Cette nuit, une forme m’était apparue en songe. À moitié humaine mais ni homme ni femme, ni blanche ni autre, plutôt d’un teint que je n’arrivais pas à définir, cette vision sema le trouble au plus profond de moi-même. Pourtant, je considère le songe un terrain des tensions refoulées de la journée avec une fenêtre sur le passé dont le mal peut avertir sur d’éventuelles conséquences à l’avenir.

J’activais en bénévole, en mes moments libres, dans un organisme de charité qui distribuait le Panier et la Soupe aux nécessiteux. Je voulais tellement faire quelque chose pour ces malheureux. Peut-être ce souhait était-il à l’origine de l’apparition.

Dans le local on distribuait le panier pour les foyers et les couples en difficulté. La plupart avaient des mines abattues de gens désespérés. On aurait dit la fin du monde pour eux. La distribution des repas, dans la cantine, se déroulait dans le même climat de désespoir. On faisait la file et mangeait en silence. Avec des apparences à la limite du repoussant, de certains, on affichait des yeux hagards ou un regard perdu dans la soupe ou ailleurs. Il était rare de voir un sourire et quand il se produisait, c’est un demi-sourire qu’on retirait vite ou que l’on gardait figé longtemps après.

C’était l’hiver et cette année il était rude. Les lieux de distribution des dons étaient pris d’assaut. Il y venait des clochards, des alcooliques, des malades mentaux, et des salariés ou des avares mais en nombre réduit. Nous n’osions pas leur demander de justificatif. La (vraie) charité se fait ou ne se fait pas ; elle se passe du reste.

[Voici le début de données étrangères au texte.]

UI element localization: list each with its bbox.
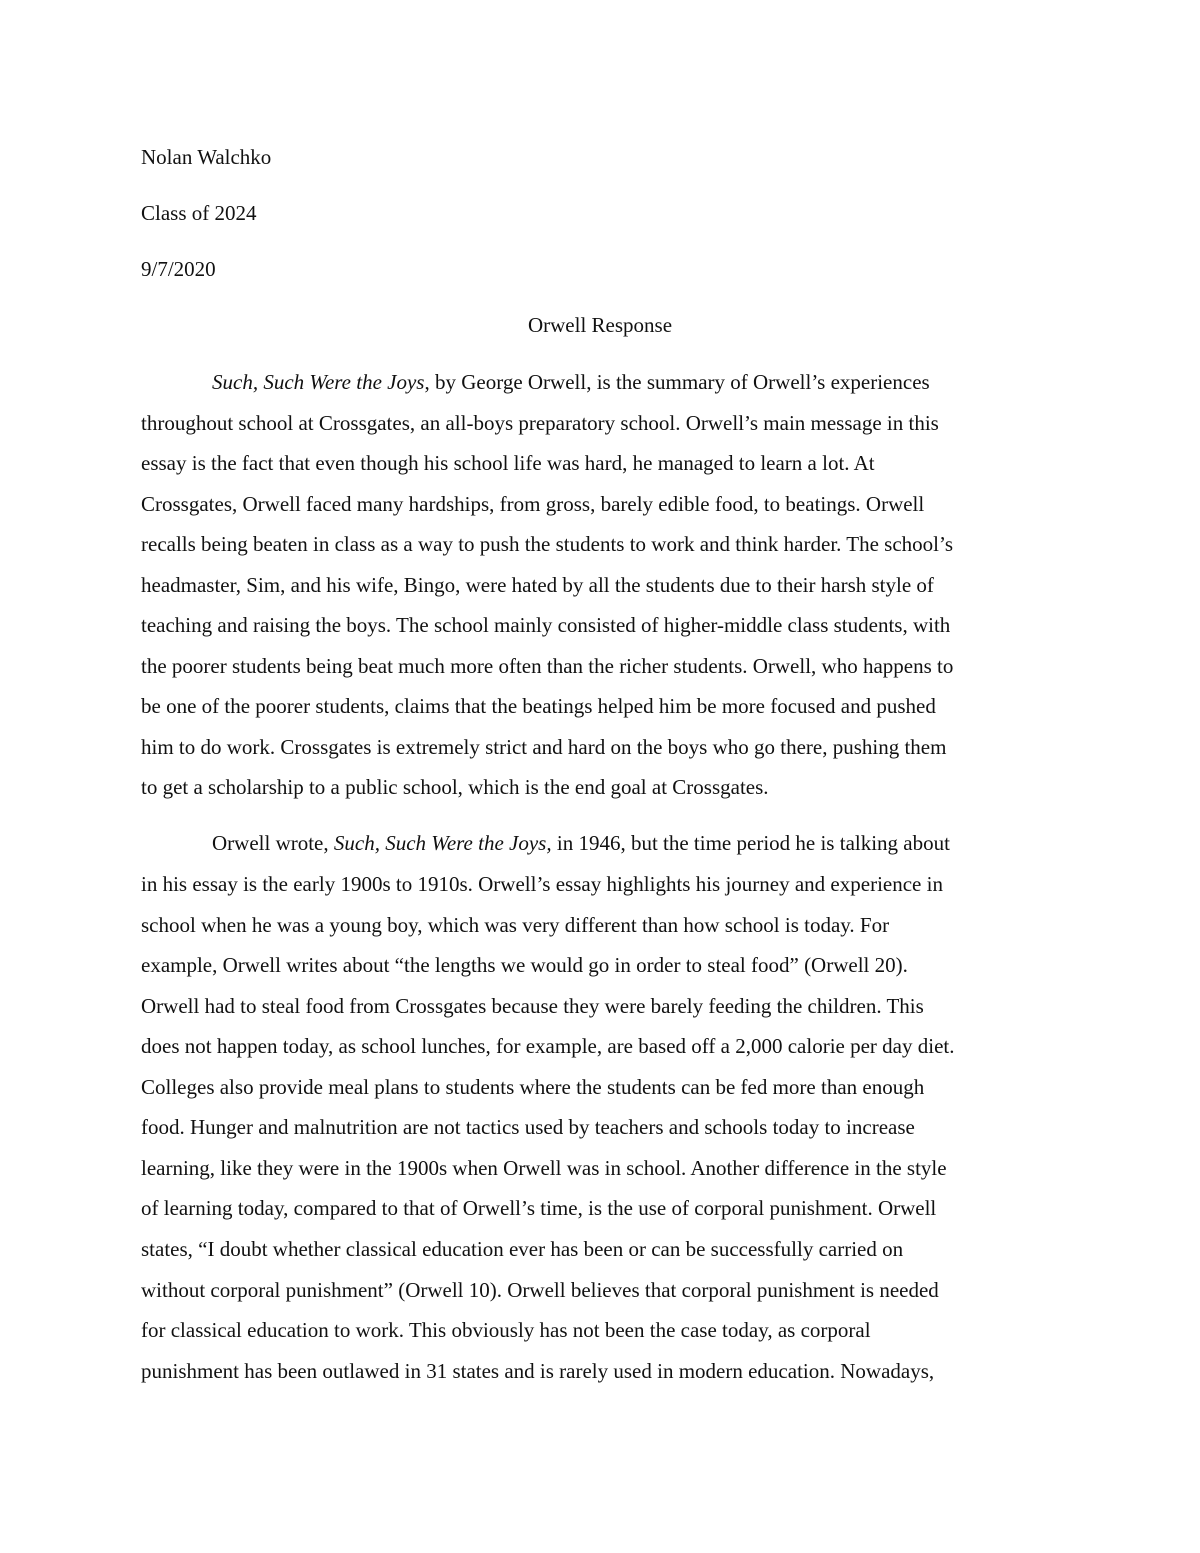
paragraph-2-line: punishment has been outlawed in 31 states and is rarely used in modern education. Nowadays, bbox=[141, 1359, 935, 1383]
essay-date: 9/7/2020 bbox=[141, 257, 216, 281]
class-year: Class of 2024 bbox=[141, 201, 257, 225]
paragraph-2-line-1 bbox=[212, 833, 950, 854]
author-name: Nolan Walchko bbox=[141, 145, 272, 169]
paragraph-1-line-1 bbox=[212, 372, 930, 393]
paragraph-2-line: Orwell had to steal food from Crossgates because they were barely feeding the children. This bbox=[141, 994, 924, 1018]
paragraph-text: Orwell wrote, bbox=[212, 831, 334, 855]
paragraph-2-line: without corporal punishment” (Orwell 10). Orwell believes that corporal punishment is needed bbox=[141, 1278, 939, 1302]
paragraph-2-line: states, “I doubt whether classical education ever has been or can be successfully carried on bbox=[141, 1237, 904, 1261]
paragraph-2-line: example, Orwell writes about “the lengths we would go in order to steal food” (Orwell 20). bbox=[141, 953, 908, 977]
paragraph-1-line: throughout school at Crossgates, an all-boys preparatory school. Orwell’s main message in this bbox=[141, 411, 939, 435]
paragraph-1-line: to get a scholarship to a public school, which is the end goal at Crossgates. bbox=[141, 775, 769, 799]
paragraph-1-line: headmaster, Sim, and his wife, Bingo, were hated by all the students due to their harsh style of bbox=[141, 573, 934, 597]
book-title: Such, Such Were the Joys, bbox=[333, 831, 552, 855]
paragraph-2-line: in his essay is the early 1900s to 1910s. Orwell’s essay highlights his journey and experience in bbox=[141, 872, 943, 896]
paragraph-1-line: the poorer students being beat much more often than the richer students. Orwell, who happens to bbox=[141, 654, 954, 678]
essay-title: Orwell Response bbox=[527, 313, 673, 337]
paragraph-2-line: for classical education to work. This obviously has not been the case today, as corporal bbox=[141, 1318, 871, 1342]
paragraph-2-line: school when he was a young boy, which was very different than how school is today. For bbox=[141, 913, 890, 937]
paragraph-1-line: essay is the fact that even though his school life was hard, he managed to learn a lot. At bbox=[141, 451, 875, 475]
paragraph-1-line: Crossgates, Orwell faced many hardships, from gross, barely edible food, to beatings. Orwell bbox=[141, 492, 925, 516]
paragraph-text: , by George Orwell, is the summary of Orwell’s experiences bbox=[424, 370, 930, 394]
paragraph-1-line: be one of the poorer students, claims that the beatings helped him be more focused and pushed bbox=[141, 694, 936, 718]
paragraph-1-line: teaching and raising the boys. The school mainly consisted of higher-middle class students, with bbox=[141, 613, 951, 637]
paragraph-2-line: food. Hunger and malnutrition are not tactics used by teachers and schools today to increase bbox=[141, 1115, 915, 1139]
paragraph-2-line: learning, like they were in the 1900s when Orwell was in school. Another difference in the style bbox=[141, 1156, 947, 1180]
paragraph-1-line: him to do work. Crossgates is extremely strict and hard on the boys who go there, pushing them bbox=[141, 735, 947, 759]
paragraph-2-line: of learning today, compared to that of Orwell’s time, is the use of corporal punishment. Orwell bbox=[141, 1196, 937, 1220]
paragraph-text: in 1946, but the time period he is talking about bbox=[551, 831, 950, 855]
paragraph-2-line: does not happen today, as school lunches, for example, are based off a 2,000 calorie per day diet. bbox=[141, 1034, 955, 1058]
paragraph-2-line: Colleges also provide meal plans to students where the students can be fed more than enough bbox=[141, 1075, 925, 1099]
paragraph-1-line: recalls being beaten in class as a way to push the students to work and think harder. The school’s bbox=[141, 532, 954, 556]
book-title: Such, Such Were the Joys bbox=[212, 370, 425, 394]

Hélas, il restait dehors une frange de nécessiteux, les sans-abri qui refusaient de dormir dans les centres d’accueil et de manger dans les cantines des organismes de charité, et préféraient les coins sombres, déserts, isolés. On avait beau les ramener serait-ce pour y dormir, ils repartaient le lendemain ou quelques jours après sans revenir. On ne pouvait prévoir où ils se trouvaient d’autant plus qu’ils nous fuyaient. Ceux-là, on les servait sur place.

Cette journée, c’est à moi de les servir dans le secteur sous la tutelle de notre groupe. Je chargeai à l’arrière du véhicule la grande marmite étanche pleine de soupe chaude et trois gros cartons, l’un contenant le pain découpé en tranches, un autre les paniers, le troisième les assiettes jetables pour la soupe.

Je parcourus notre itinéraire à leur recherche. Je trouvai le premier écroulé entre deux récipients à ordures, recouverts de morceaux de carton. Il faisait nuit et l’éclairage des lieux ne fonctionnait pas, mais je voyais aux lumières des logements. Je descendis du véhicule et m’approchai du corps toujours inerte. L’odeur de l’alcool me remplit les narines. Le malheureux dormait. Je tâchai de le réveiller en le remuant délicatement avec la main. Il ne bougea pas. Je forçai sur le mouvement. En vain. Je lui laissai un panier et partis.

Le second malheureux, à quelques centaines de mètres, était allongé sur le bord du trottoir. À la vue des phares du véhicule et de ma silhouette qui marchait en sa direction, il se cacha le visage avec les avant-bras et resta figé. Il devait être un malade mental en crise ou un toxicomane en manque. J’eus beau l’interpeller gentiment et lui décliner mon identité, il se détournait de moi sans me dire un mot. Pour ne pas ajouter à sa terreur, je déposai devant lui sa ration et partis.

La ronde était fructueuse. Je servis quelques dizaines de malheureux, dont beaucoup étaient heureux de me voir. Je rentrai le cœur chaud, avec le sentiment du devoir accompli pour cette nuit.